As we all know, many of Cincinnati’s early settlers came from Germany. The tradition of German immigrants is vast in southwestern Ohio, and many of our city’s landmarks – including the entire neighborhood of Over-the-Rhine – come directly from that German-American heritage.
What we do NOT often think of is that the tradition of the Christmas tree came from Germany. “O Tannenbaum,” as the old song goes, is indeed in the German language. As operators of a tree service in Cincinnati, this history is an important one to us.
Before the early 19th Century, Christmas trees were really not seen in the United States. Germany had this tradition, but it had not crossed the Atlantic when Cincinnati was founded in the late 1700s.
An immigrant from Baden-Wurttemberg, Dr. Ludwig (Louis) Rehfuss, was a medical doctor who opened a pharmacy in Cincinnati in 1833. Rehfuss was active in the community. He helped found the Deutsche Gesellschaft (German society) for Cincinnati in 1834, and helped launch a German-language newspaper, Cincinnati Volksblatt, two years later.

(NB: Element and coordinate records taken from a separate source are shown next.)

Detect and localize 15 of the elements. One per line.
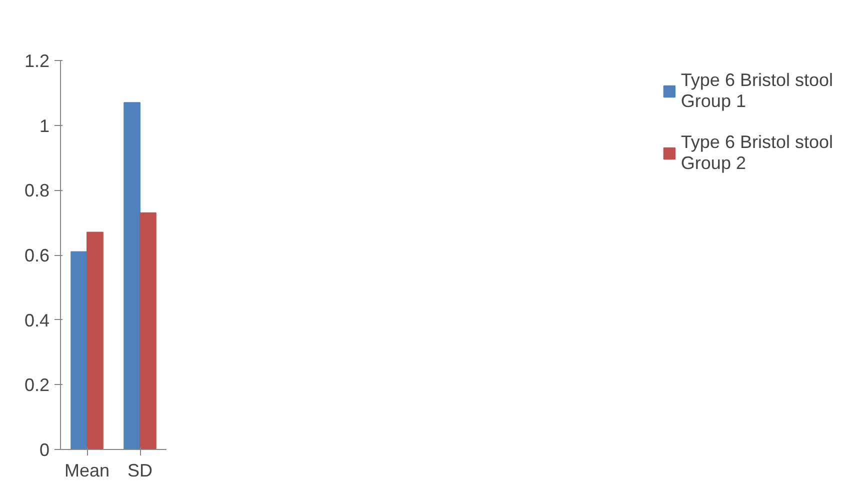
- legend-label: Type 6 Bristol stool Group 2: [680, 132, 833, 174]
- x-tick-label: SD: [128, 460, 153, 480]
- y-tick-label: 0.8: [24, 180, 50, 201]
- bar: [70, 251, 88, 450]
- y-tick-label: 1: [39, 116, 50, 136]
- legend-label: Type 6 Bristol stool Group 1: [680, 70, 833, 112]
- bar: [124, 102, 140, 450]
- y-tick-label: 1.2: [24, 51, 50, 71]
- y-tick-label: 0.2: [24, 375, 50, 396]
- y-tick-label: 0: [39, 440, 50, 460]
- y-tick-label: 0.4: [24, 310, 50, 330]
- bar: [86, 232, 104, 450]
- bar: [140, 212, 156, 450]
- y-tick-label: 0.6: [24, 246, 50, 266]
- x-tick-label: Mean: [64, 460, 110, 480]
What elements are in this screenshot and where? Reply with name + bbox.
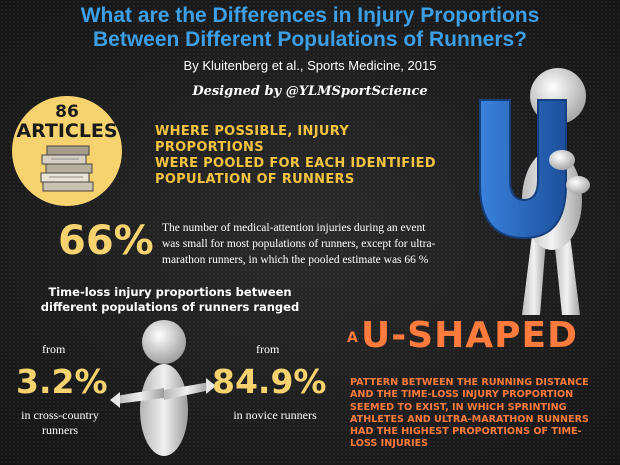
low-value: 3.2% bbox=[16, 362, 108, 401]
low-caption-line-1: in cross-country bbox=[21, 408, 99, 422]
time-loss-heading: Time-loss injury proportions between dif… bbox=[0, 285, 340, 315]
medical-attention-description: The number of medical-attention injuries… bbox=[162, 220, 457, 268]
pattern-line-3: seemed to exist, in which sprinting bbox=[350, 401, 567, 413]
high-from-label: from bbox=[256, 342, 280, 356]
high-value: 84.9% bbox=[212, 362, 327, 401]
title-line-2: Between Different Populations of Runners… bbox=[92, 28, 528, 51]
pattern-line-2: and the time-loss injury proportion bbox=[350, 389, 574, 401]
u-shaped-article: A bbox=[347, 330, 358, 346]
time-loss-line-2: different populations of runners ranged bbox=[40, 300, 300, 314]
time-loss-line-1: Time-loss injury proportions between bbox=[48, 285, 292, 299]
low-from-label: from bbox=[42, 342, 66, 356]
pattern-line-6: loss injuries bbox=[350, 438, 429, 450]
pooled-line-2: were pooled for each identified bbox=[155, 156, 436, 171]
page-title: What are the Differences in Injury Propo… bbox=[0, 4, 620, 52]
pooled-line-3: population of runners bbox=[155, 172, 355, 187]
pattern-line-5: had the highest proportions of time- bbox=[350, 426, 582, 438]
medical-attention-percentage: 66% bbox=[58, 218, 154, 264]
low-caption-line-2: runners bbox=[42, 423, 78, 437]
pattern-line-4: athletes and ultra-marathon runners bbox=[350, 413, 589, 425]
credit: Designed by @YLMSportScience bbox=[192, 84, 428, 99]
u-shaped-headline: U-SHAPED bbox=[361, 315, 578, 356]
u-letter-glyph: U bbox=[522, 174, 524, 176]
high-caption: in novice runners bbox=[233, 408, 317, 422]
pattern-line-1: Pattern between the running distance bbox=[350, 377, 589, 388]
desc-line-1: The number of medical-attention injuries… bbox=[162, 222, 426, 234]
subtitle: By Kluitenberg et al., Sports Medicine, … bbox=[183, 58, 437, 73]
articles-label: ARTICLES bbox=[16, 120, 118, 142]
stack-of-books-icon bbox=[40, 145, 94, 192]
pointing-figure-icon bbox=[110, 320, 216, 456]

That first Cincinnati Christmas tree, though, set up and decorated by Dr. Rehfuss and his family, was significant. New England had seen its first Christmas tree in 1832, and it was introduced by Charles Follen, a Harvard professor specializing in the German language.
Dr. Rehfuss’s introductory Tannenbaum tree inspired many others to raise their own trees, in northern Kentucky and southern Ohio. Advent season was soon typified by the presence of these coniferous trees bearing ornaments, and the rest is history.
Our Cincinnati tree service works more on the trees in people’s back yards and front yards than on the displays in living rooms. However, this tree tradition is notable, and it is one that spread rapidly, not just through the Midwest but throughout all of the United States.